I get sent reports on Millennials all the time and most are super out of touch or just really boring. Not this one. This is the most mind-blowing report on Millennials and Money research I’ve seen yet. I didn’t realize it had gotten this bad. One key point, this new report is based off of 2013 data, so I hope that the picture has improved at least slightly since then.
Let’s look at some of the findings:
Five Reasons Millennials Might be F*cked
1. Millennial net worth’s are half as much as Boomers when they were the same age
Look at how long it’s taking our parents to retire. Many of them are in their 60’s and still working because they can’t retire. There are tons of reports out there that highlight how many Boomers will never be able to retire. What does that mean for Millennials? Will Millennials ever be able to retire?

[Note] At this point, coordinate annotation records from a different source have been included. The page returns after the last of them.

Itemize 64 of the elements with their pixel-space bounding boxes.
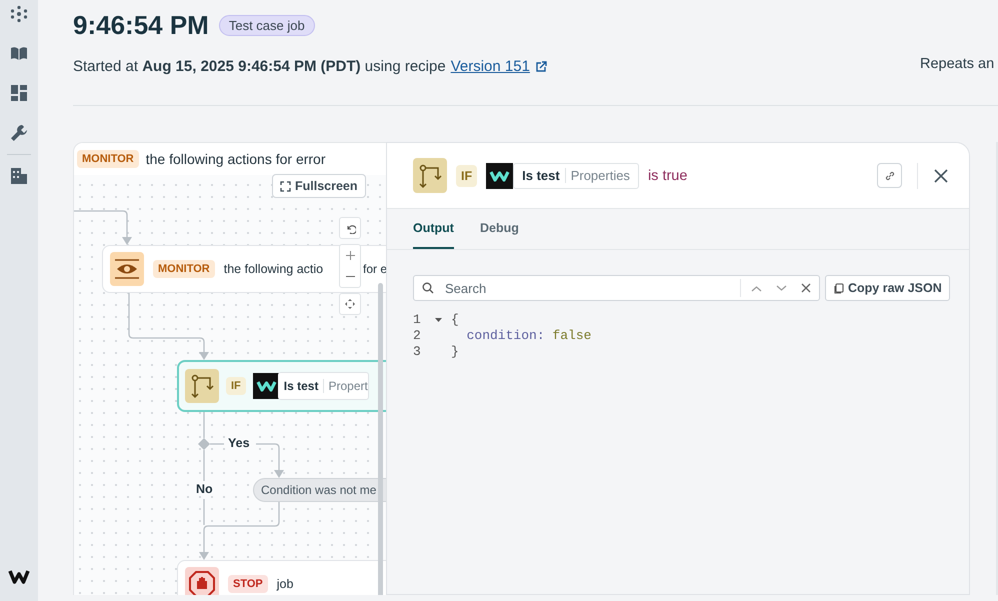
next-icon[interactable] — [776, 284, 787, 292]
search-input[interactable]: Search — [443, 280, 731, 296]
step-text: the following actio — [224, 262, 324, 276]
scrollbar[interactable] — [378, 283, 383, 595]
condition-text: is true — [648, 168, 688, 184]
panel-tab[interactable]: Output — [413, 209, 454, 249]
code-key: condition: — [451, 328, 545, 344]
book-icon[interactable] — [10, 45, 28, 62]
search-field[interactable]: Search — [413, 275, 820, 301]
step-label: Is test — [282, 379, 320, 393]
line-number: 2 — [413, 328, 422, 344]
step-badge: STOP — [228, 575, 268, 593]
version-link[interactable]: Version 151 — [450, 58, 530, 75]
step-badge: IF — [226, 377, 246, 395]
connector-arrow — [74, 210, 132, 245]
job-title: 9:46:54 PM — [73, 10, 209, 41]
start-info: Started at Aug 15, 2025 9:46:54 PM (PDT) using recipe — [73, 58, 446, 75]
copy-icon — [833, 282, 844, 294]
header-text: the following actions for error — [146, 151, 326, 167]
no-label: No — [194, 482, 215, 496]
line-number: 3 — [413, 344, 422, 360]
job-badge: Test case job — [218, 15, 315, 36]
fullscreen-button[interactable]: Fullscreen — [272, 174, 366, 198]
step-node[interactable]: IF Is test Propert — [177, 360, 386, 412]
step-text: job — [276, 577, 294, 591]
connector-line — [203, 412, 205, 438]
step-label: Is test — [521, 168, 561, 183]
fullscreen-icon — [280, 180, 291, 192]
previous-icon[interactable] — [751, 284, 762, 292]
copy-link-button[interactable] — [877, 163, 902, 188]
step-field: Properties — [564, 168, 638, 183]
zoom-in-icon[interactable] — [344, 250, 356, 261]
panel-tab[interactable]: Debug — [480, 209, 519, 249]
step-field: Propert — [323, 379, 368, 393]
step-badge: IF — [456, 164, 478, 186]
yes-label: Yes — [226, 436, 252, 450]
fit-view-icon[interactable] — [344, 298, 356, 310]
clear-icon[interactable] — [801, 283, 811, 293]
reset-icon[interactable] — [344, 222, 356, 234]
logo-icon — [252, 373, 280, 399]
line-number: 1 — [413, 312, 422, 328]
external-link-icon[interactable] — [534, 60, 547, 72]
monitor-badge: MONITOR — [77, 150, 139, 168]
repeat-info: Repeats an — [920, 56, 994, 72]
skipped-branch: Condition was not me — [253, 478, 386, 502]
wrench-icon[interactable] — [10, 124, 28, 142]
collapse-caret-icon[interactable] — [434, 316, 443, 324]
hand-icon — [187, 569, 217, 595]
logo-icon — [486, 162, 514, 188]
code-text: { — [451, 312, 459, 328]
connector-line — [210, 443, 224, 445]
link-icon — [884, 170, 896, 182]
copy-json-button[interactable]: Copy raw JSON — [825, 275, 950, 301]
building-icon[interactable] — [10, 167, 28, 185]
step-badge: MONITOR — [153, 260, 215, 278]
branch-diamond — [198, 438, 210, 450]
step-node[interactable]: STOP job — [177, 560, 386, 595]
code-text: } — [451, 344, 459, 360]
cluster-icon[interactable] — [10, 5, 28, 23]
search-icon — [422, 282, 434, 294]
dashboard-icon[interactable] — [10, 84, 28, 102]
code-value: false — [551, 328, 592, 344]
close-icon[interactable] — [933, 168, 949, 184]
connector-arrow — [256, 443, 284, 478]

“By some estimates, the 1 million young adults who experienced long-term unemployment during the recession will collectively miss out on $20 billion in earnings over the next decade, equaling $22,000 per person” the report stated.
This fact hits really close to home. Before I launched my first company, I was laid off from my first job during the recession. I had many friends who were in a similar position and many of them haven’t even started saving even though they are now in their late 20s or early 30s.
2. Our average wages are 20% lower and we earn $10,000 less per year than our parents
The report found that the average Millennial earns $40,581 and our Boomer parents earned $50,910 at the same age. So many Millennials are underemployed. There are many studies that use your early career wages as a predictor of future income potential. It’s also estimated that your starting job salary can impact your potential future earnings by over $500,000. This means that many of us are starting behind our parents and many Millennials might never catch up.
3. If you are a Millennial with a college degree and student loan debt you earn the same amount as someone in 1989 with only a high school education
WTF. Really? This is just shocking. Like ridiculously shocking. So with all that student loan debt that many of us are still carrying, my wife included, would we have been better off not going to college? Sure that’s an overly dramatic statement and there are many factors influencing this analysis – but even if it’s even remotely true of college graduates it’s still really unfortunate. Unfortunately it’s clear to see that there are some Millennials with student loan debt who might never catch up. I strongly recommend consolidating your loans, refinance to the lowest rate possible using services like Lendedu and paying them off as quickly as you can.
4. Also, having student loan debt somewhat negates the impact of your education, based on future earnings and on retirement account savings
“The average retirement account grew at double the rate for those without debt than those with student debt, among the college educated,” the study revealed, highlighting the increasing importance of paying back student loans while also saving for retirement. Many Millennials do one without the other, which is a mistake. My podcast co-host Matt recently achieved a zero net-worth when his student loan balance equaled his retirement account savings (he’s not sacrificing paying one for the other), which is a smart decision. There is still an opportunity to get ahead.
5. Young African Americans have only saved 10% of the comparative savings of young whites and both Latinos and African Americans earn almost half what young whites earn
This personally makes me really sad and we all need to work together to try and fix this. There is no reason in the United States that everyone regardless of ethnic origin should make less money. Both Latinos and African Americans also aren’t saving as much and young whites for retirement.
Finally, one small (maybe) bright spot is that Millennials overall are saving more for retirement than Boomers, but this is believed to be because young many Boomers were confident they would get pensions from their employers, so individual retirement accounts weren’t as popular. Ugh.
We can all spread this message. Even though eventually there will be the greatest wealth transfer in history between the Boomers and the Millennials, it will not be enough, and we all need to starting maximizing our value, start investing as much we can, and try hard to turn some of these trends around.